Project number: 2015-013
Project Status:
Completed
Budget expenditure: $304,607.83
Principal Investigator: Natalie A. Dowling
Organisation: CSIRO Oceans and Atmosphere Hobart
Project start/end date: 14 Apr 2016 - 14 Oct 2018
Contact:
FRDC

Need

The triple-bottom-line (TBL) of environmental/ecological, economic and social management objectives is important for stock sustainability, supporting environment health, resource access, certainty, export approvals and public confidence. However, it has yet to be operationalised within a harvest strategy context.

A harvest strategy (HS) framework specifies pre-determined management actions in a fishery to achieve management objectives via monitoring, assessment and decision rules. As opposed to a broader management strategy or procedure, HSs focus on controlling exploitation rates for relevant species.

To address the TBL requires

a) understanding the impact of environmental (bycatch, habitat, broader), economic and social aspects on a fishery,
b) elicitation of objectives and an understanding of the trade-offs between these,
d) assessment methods that may be applied within a HS.

The National HS Guidelines (FRDC 2010/061) state the importance of establishing operational TBL objectives. The National Strategy for Ecologically Sustainable Development stipulates that these objectives must be considered simultaneously, with none predominating. Queensland fishery management in the Great Barrier Reef Region aims to simultaneously achieve the objectives of the Fisheries Act (Qld) and the GBRMP Act (that permits ecologically sustainable use provided it is consistent with the main object of long-term environmental protection). Thus, addressing the TBL in a HS context is paramount for Queensland GBR fisheries.

The National HS Guidelines recommended the development of case studies to test their practical application, with priority assigned to multi-sector (e.g. commercial and recreational) fisheries that are directly confronted with TBL objectives (noting their mixed data quality and quantity).
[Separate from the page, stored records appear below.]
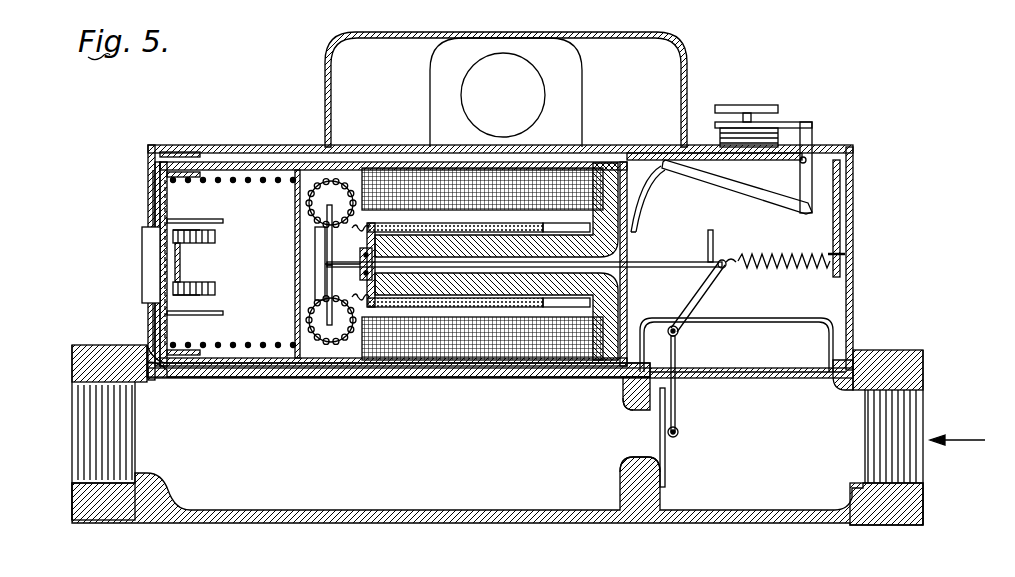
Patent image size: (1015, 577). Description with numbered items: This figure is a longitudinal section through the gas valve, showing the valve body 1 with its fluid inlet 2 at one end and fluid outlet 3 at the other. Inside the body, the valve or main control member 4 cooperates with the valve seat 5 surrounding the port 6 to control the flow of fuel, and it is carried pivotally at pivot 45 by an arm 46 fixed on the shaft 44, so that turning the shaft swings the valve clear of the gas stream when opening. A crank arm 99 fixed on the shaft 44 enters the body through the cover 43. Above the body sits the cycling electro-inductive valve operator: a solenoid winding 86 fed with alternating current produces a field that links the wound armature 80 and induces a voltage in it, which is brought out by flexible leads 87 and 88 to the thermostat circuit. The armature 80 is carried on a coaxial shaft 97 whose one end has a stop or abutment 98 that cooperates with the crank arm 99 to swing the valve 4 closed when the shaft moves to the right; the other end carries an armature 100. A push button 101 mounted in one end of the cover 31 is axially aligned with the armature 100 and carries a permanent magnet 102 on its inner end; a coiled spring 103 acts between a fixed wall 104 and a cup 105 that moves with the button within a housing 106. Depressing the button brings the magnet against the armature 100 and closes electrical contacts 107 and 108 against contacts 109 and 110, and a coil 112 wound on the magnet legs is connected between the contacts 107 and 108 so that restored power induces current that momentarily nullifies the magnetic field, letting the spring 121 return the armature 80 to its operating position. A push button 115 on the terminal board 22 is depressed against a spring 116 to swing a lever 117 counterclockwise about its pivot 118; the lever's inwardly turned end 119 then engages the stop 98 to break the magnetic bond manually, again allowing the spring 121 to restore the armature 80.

The valve body 1 is at (420, 520).
The fluid inlet 2 is at (915, 480).
The fluid outlet 3 is at (90, 405).
The valve or main control member 4 is at (666, 476).
The valve seat 5 is at (640, 460).
The port 6 is at (650, 434).
The terminal board 22 is at (283, 147).
The cover 31 is at (148, 173).
The cover 43 is at (772, 320).
The shaft 44 is at (679, 334).
The pivot 45 is at (679, 434).
The arm 46 is at (678, 402).
The wound armature 80 is at (545, 222).
The solenoid winding 86 is at (420, 180).
The flexible lead 87 is at (336, 178).
The flexible lead 88 is at (330, 345).
The shaft 97 is at (652, 266).
The stop or abutment 98 is at (713, 240).
The crank arm 99 is at (705, 292).
The armature 100 is at (315, 275).
The push button 101 is at (148, 245).
The permanent magnet 102 is at (165, 279).
The coiled spring 103 is at (210, 368).
The fixed wall 104 is at (297, 336).
The cup 105 is at (180, 178).
The housing 106 is at (222, 163).
The electrical contact 107 is at (203, 220).
The electrical contact 108 is at (190, 312).
The electrical contact 109 is at (327, 210).
The electrical contact 110 is at (327, 312).
The coil 112 is at (190, 255).
The push button 115 is at (756, 105).
The spring 116 is at (722, 130).
The lever 117 is at (716, 185).
The pivot 118 is at (808, 162).
The inwardly turned end 119 is at (638, 212).
The spring 121 is at (836, 272).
FRDC 2010/040 developed and tested social objectives for fisheries management but emphasised the outstanding need to integrate social objectives/indicators within HS frameworks.
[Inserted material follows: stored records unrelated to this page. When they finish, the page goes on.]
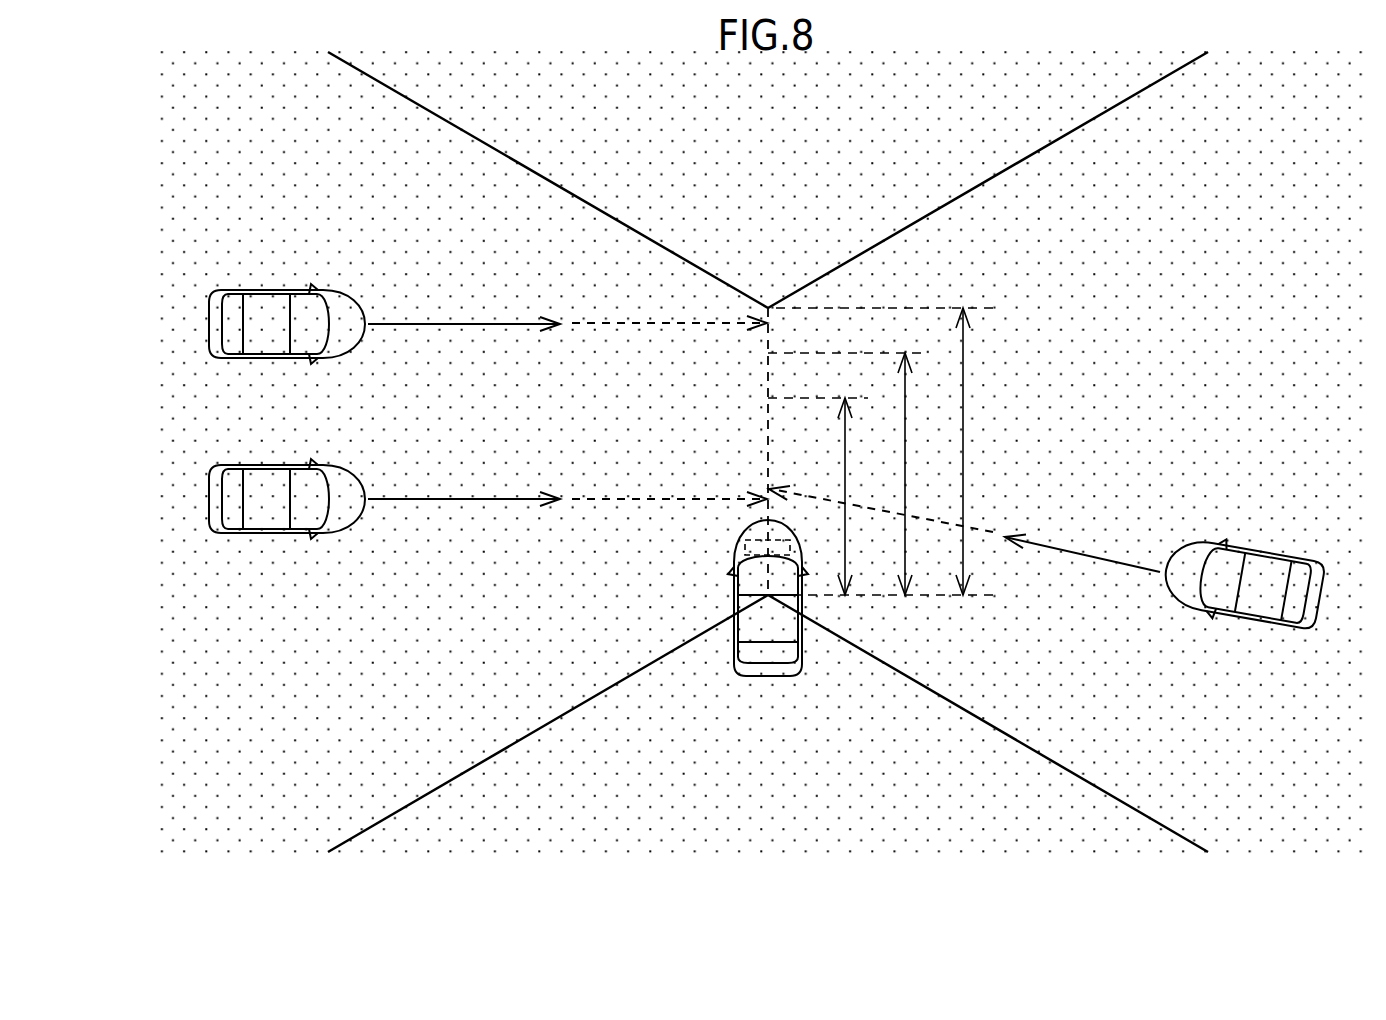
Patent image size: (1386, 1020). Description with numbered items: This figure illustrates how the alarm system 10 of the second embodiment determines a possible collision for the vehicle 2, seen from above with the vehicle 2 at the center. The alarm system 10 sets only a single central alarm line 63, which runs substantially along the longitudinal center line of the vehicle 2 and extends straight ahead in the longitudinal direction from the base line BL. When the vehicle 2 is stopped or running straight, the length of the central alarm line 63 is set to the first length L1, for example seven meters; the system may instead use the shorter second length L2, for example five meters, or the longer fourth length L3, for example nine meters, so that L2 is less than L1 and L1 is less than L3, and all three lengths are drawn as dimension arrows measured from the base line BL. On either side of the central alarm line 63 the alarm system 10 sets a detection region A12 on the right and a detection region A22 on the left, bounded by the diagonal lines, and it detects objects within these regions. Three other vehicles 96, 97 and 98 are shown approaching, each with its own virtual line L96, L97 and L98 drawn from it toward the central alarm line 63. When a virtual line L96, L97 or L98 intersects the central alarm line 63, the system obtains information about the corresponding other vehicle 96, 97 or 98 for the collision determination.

The vehicle 2 is at (768, 678).
The alarm system 10 is at (742, 545).
The central alarm line 63 is at (760, 446).
The other vehicle 96 is at (1258, 553).
The other vehicle 97 is at (262, 467).
The other vehicle 98 is at (262, 292).
The virtual line L96 is at (995, 530).
The virtual line L97 is at (605, 495).
The virtual line L98 is at (605, 320).
The first length L1 is at (852, 474).
The second length L2 is at (822, 496).
The fourth length L3 is at (888, 451).
The base line BL is at (928, 600).
The detection region A12 is at (1048, 760).
The detection region A22 is at (482, 762).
Queensland multi-sector GBR fisheries provide an ideal starting point to develop and recommend TBL HSs, and one that is timely given the current review of Queensland fisheries management.

Objectives

1. To undertake a review of (existing work around) multi-objective management systems and associated assessment approaches (Phase 1)
2. To compile an inventory (incorporating existing work, and particularly that of 2013/204) of current environmental, economic and social objectives and consider how to translate such conceptual management objectives to operational objectives for multi-sector fisheries. (Phase 1)
3. To develop a theoretical framework (incorporating existing) methods and approaches with which to evaluate trade-offs between, and/or priorities for, environmental, economic and social objectives (Phase 1)
4. KEY OBJECTIVE: to develop a general Methodology for harvest strategy development against the triple-bottom-line for multi-sector fisheries (Phase 1)
5. To finalise the choice of Queensland state-based multi-sector case study fishery (Phase 1)
6. KEY OBJECTIVE: to develop and recommend (but NOT to formally implement and/or operationalize) a triple bottom line harvest strategy framework for a Queensland multi-sector case study fishery (Phase 2)

Final report

ISBN: 978-1-925994-15-5
Authors: Natalie Dowling Catherine Dichmont Sean Pascoe Toni Cannard George Leigh Rachel Pears Tom Roberts Sian Breen
Final Report • 2020-10-16 • 5.57 MB
2015-013-DLD.pdf

Summary

Based on the results of a comprehensive literature review and the collective expertise of the project team, we developed two alternative approaches with which to evaluate trade-offs between triple bottom line objectives and stakeholder preferences: a semi-quantitative multi-criteria decision analysis framework, and a quantitative simulation model approach.